Marcelo considère « inspirante pour la paix » la rencontre entre Trump et Zelensky.

« Je pense que c’est inspirant pour la paix, et ce serait un gâchis de ne pas l’utiliser à cet effet », a déclaré Marcelo Rebelo de Sousa à Lusa et RTP à Rome, après avoir assisté aux funérailles du Pape François, sur la Place Saint-Pierre, au Vatican.

Le Président portugais a souligné que « ce que l’on attend d’une paix évoquée dans la Basilique Saint-Pierre, c’est qu’elle soit une paix possible, une paix rapide, mais une paix digne et juste, car c’est cela qui est fondamental ».

« Une paix digne, une paix juste, une paix qui puisse satisfaire le point de vue de ceux qui sont d’un côté, mais aussi l’autre point de vue, qui est celui de Zelensky.
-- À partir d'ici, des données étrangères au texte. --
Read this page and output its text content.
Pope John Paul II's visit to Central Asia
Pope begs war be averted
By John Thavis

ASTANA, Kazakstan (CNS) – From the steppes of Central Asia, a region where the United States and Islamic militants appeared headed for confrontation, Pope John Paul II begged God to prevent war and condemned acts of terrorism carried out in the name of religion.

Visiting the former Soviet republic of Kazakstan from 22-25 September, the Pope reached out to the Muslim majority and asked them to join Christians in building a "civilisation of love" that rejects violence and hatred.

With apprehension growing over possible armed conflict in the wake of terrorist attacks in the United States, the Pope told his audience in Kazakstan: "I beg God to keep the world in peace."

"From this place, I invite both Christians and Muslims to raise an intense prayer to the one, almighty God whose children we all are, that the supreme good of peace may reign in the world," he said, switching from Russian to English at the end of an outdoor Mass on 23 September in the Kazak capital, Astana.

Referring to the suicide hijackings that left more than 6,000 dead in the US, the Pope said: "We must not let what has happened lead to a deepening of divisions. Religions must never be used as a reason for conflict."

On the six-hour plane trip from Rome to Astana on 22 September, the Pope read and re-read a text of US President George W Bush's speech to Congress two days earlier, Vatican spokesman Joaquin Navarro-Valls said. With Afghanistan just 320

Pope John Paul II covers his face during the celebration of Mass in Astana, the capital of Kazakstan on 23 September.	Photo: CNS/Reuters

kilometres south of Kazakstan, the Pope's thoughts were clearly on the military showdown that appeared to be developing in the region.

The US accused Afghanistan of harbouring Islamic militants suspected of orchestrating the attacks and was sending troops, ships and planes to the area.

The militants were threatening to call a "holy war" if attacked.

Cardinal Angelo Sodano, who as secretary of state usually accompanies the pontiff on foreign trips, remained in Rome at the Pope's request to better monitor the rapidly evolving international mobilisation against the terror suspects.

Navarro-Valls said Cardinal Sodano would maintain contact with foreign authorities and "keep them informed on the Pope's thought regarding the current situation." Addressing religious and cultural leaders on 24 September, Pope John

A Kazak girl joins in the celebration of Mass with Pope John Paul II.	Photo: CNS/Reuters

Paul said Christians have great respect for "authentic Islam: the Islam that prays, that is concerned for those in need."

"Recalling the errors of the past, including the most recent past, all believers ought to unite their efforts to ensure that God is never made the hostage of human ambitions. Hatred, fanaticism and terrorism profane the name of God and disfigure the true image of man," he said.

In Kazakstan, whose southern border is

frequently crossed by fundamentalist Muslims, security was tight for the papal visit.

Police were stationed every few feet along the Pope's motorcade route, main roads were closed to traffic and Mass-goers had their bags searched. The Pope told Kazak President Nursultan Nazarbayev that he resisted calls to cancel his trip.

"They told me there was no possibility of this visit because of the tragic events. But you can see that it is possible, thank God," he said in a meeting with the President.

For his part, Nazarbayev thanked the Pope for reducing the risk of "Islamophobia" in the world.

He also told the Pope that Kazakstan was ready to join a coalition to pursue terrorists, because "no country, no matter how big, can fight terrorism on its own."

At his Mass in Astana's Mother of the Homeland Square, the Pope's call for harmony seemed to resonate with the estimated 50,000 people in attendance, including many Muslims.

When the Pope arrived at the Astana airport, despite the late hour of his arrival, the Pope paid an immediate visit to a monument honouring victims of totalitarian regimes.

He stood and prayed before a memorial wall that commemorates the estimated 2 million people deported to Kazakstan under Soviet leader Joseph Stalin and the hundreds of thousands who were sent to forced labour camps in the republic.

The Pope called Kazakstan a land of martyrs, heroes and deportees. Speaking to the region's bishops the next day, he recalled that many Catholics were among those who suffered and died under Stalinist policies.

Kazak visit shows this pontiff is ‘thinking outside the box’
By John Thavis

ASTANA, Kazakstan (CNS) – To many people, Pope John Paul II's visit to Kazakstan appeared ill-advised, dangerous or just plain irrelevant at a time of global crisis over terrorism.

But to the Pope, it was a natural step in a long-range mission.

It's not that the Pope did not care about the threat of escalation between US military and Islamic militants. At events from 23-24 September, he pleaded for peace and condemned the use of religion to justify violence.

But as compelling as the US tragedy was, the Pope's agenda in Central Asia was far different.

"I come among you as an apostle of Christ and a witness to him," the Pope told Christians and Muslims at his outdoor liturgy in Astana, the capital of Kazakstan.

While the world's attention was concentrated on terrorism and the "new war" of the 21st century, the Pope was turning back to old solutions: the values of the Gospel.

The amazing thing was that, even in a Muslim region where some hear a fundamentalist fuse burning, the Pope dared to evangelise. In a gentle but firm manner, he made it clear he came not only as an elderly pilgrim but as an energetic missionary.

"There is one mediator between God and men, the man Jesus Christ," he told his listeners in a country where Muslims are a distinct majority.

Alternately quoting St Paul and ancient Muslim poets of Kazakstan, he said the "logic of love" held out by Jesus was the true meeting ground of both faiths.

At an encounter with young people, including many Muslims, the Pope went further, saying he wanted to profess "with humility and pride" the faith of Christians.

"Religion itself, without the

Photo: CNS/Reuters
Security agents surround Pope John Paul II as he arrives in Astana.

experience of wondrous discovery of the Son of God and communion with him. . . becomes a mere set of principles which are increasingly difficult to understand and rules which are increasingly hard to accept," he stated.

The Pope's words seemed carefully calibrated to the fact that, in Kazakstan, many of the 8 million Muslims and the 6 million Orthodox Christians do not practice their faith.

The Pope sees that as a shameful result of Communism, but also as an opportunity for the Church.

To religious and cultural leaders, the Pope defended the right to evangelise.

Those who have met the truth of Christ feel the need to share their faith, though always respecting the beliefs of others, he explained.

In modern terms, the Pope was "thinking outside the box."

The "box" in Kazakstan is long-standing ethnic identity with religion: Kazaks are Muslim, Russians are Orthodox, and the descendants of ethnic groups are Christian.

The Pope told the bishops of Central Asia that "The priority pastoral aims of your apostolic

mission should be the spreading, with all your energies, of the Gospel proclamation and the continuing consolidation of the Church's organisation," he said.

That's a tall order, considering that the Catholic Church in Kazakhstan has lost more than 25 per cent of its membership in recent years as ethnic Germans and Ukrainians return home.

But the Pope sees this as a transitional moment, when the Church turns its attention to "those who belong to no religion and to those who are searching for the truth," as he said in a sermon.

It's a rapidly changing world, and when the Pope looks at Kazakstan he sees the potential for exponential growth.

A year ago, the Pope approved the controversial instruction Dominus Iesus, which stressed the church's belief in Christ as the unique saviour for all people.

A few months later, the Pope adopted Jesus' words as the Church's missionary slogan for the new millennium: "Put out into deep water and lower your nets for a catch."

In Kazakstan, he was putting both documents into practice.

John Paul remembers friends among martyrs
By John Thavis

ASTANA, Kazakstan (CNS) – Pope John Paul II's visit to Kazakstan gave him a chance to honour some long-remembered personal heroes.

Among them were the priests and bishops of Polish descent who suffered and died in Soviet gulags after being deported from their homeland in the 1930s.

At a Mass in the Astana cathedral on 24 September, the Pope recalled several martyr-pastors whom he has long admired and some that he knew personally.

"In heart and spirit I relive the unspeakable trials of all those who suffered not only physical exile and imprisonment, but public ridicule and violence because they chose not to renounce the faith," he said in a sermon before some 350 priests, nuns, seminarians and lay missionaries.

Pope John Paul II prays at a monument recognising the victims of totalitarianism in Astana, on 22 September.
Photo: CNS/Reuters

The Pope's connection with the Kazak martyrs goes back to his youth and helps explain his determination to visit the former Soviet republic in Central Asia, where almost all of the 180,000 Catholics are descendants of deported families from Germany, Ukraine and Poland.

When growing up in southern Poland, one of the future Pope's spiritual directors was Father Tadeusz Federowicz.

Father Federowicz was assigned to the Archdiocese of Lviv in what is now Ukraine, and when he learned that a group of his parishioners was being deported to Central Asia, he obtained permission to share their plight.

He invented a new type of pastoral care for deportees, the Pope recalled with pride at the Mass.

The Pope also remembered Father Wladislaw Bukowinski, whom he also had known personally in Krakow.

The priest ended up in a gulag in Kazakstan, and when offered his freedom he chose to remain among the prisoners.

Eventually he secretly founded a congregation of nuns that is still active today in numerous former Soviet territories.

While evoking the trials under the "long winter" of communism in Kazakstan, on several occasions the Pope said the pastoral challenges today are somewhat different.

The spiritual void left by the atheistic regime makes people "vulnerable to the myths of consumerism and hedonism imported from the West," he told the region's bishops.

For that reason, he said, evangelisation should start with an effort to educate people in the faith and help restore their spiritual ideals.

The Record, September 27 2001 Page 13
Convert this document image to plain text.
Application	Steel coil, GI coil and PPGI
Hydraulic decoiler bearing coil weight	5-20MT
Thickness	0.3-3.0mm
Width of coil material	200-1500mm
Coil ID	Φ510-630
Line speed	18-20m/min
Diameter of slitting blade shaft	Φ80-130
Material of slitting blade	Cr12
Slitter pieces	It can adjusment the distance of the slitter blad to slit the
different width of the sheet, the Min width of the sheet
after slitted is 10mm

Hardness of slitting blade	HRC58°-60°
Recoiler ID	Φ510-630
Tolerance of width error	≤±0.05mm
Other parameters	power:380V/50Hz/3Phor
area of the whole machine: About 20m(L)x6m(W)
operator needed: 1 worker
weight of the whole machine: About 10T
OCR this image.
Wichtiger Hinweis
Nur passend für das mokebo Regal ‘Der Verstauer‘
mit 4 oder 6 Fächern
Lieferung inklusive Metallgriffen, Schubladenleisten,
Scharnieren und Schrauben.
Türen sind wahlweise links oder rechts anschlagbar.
Une paix qui serait une reddition n’est pas une paix digne et juste », a défendu Marcelo Rebelo de Sousa.

Le Président de la République a dirigé la délégation portugaise présente aux cérémonies funéraires du Pape François, qui ont eu lieu ce matin.

Étaient également présents au Vatican le président de l’Assemblée de la République, José Pedro Aguiar-Branco, le Premier ministre, Luís Montenegro, et le ministre d’État et des Affaires étrangères, Paulo Rangel.

Les présidents de l’Ukraine et des États-Unis se sont rencontrés aujourd’hui à Rome, lors d’une réunion de 15 minutes qui s’est tenue à l’intérieur de la Basilique Saint-Pierre, avant le début des funérailles du Pape François.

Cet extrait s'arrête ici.